Desta vez declarou que não demitirá ninguém do Pró-Saúde e que o governo estuda uma forma jurídica de garantir os empregos dos funcionários.

Não é verdade.

A decisão da desembargadora do Tribunal Regional do Trabalho Maria Cesarineide Souza, de junho de 2017, já transitou em julgado.

Não cabe recurso.

Se quiser garantir os empregos, Cameli terá que procurar outro caminho.

Há quem diga que a alternativa viria por meio da terceirização das unidades de saúde.

Na decisão de 2017, a magistrada decidiu não conhecer o recurso do Estado do Acre, uma vez que o mesmo não possuía interesse de agir.

A magistrada, porém, considerando que a saúde, dentre os serviços públicos essenciais, é o mais prioritário para a população, decidiu elastecer para seis meses o prazo para que a o Pró-Saúde deixasse de fornecer profissionais, sob pena de multa diária de R$ 10 mil.

Na época, o governo do Estado firmou um acordo com o Ministério Público do Trabalho para modular os efeitos da decisão judicial.

O Pró-Saúde e o governo, no entanto, foram condenados a pagar indenização de R$ 250 mil, por meio de depósito judicial, sendo 50% até 31 de julho de 2018 e 50% até 31 de julho de 2019.

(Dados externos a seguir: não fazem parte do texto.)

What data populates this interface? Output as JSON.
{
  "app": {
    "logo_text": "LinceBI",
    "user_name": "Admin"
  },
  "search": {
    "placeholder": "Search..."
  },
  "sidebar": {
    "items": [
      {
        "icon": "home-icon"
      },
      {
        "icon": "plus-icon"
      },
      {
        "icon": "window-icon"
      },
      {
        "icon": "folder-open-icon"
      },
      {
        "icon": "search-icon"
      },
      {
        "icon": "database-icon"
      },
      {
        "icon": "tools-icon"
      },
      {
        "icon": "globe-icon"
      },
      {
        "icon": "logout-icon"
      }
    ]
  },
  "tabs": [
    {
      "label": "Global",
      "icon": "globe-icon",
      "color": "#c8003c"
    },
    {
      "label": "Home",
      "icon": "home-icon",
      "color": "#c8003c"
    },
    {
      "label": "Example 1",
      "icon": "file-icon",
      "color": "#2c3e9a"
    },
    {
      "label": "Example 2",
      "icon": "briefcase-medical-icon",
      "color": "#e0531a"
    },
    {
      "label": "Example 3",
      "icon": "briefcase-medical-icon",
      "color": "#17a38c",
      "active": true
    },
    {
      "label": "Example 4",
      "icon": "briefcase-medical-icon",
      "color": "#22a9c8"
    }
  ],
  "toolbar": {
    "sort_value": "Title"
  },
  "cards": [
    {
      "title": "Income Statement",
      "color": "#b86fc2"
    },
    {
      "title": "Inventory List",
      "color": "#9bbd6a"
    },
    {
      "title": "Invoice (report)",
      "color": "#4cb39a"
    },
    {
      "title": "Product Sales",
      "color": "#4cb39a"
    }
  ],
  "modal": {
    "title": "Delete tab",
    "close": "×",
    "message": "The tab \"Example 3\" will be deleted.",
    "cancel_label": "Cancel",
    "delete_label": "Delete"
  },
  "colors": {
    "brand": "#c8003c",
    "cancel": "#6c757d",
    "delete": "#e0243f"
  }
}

Esse recurso é para projetos de segurança pública federal executados no Estado do Acre, os quais serão escolhidos pelo Ministério Público do Trabalho.

O atual governo vem prometendo o que não pode entregar.

Vendendo ilusão.

O prazo final para o cumprimento do acordo se encerra no dia 31 de julho.

É bom o governador apresentar logo essa solução jurídica.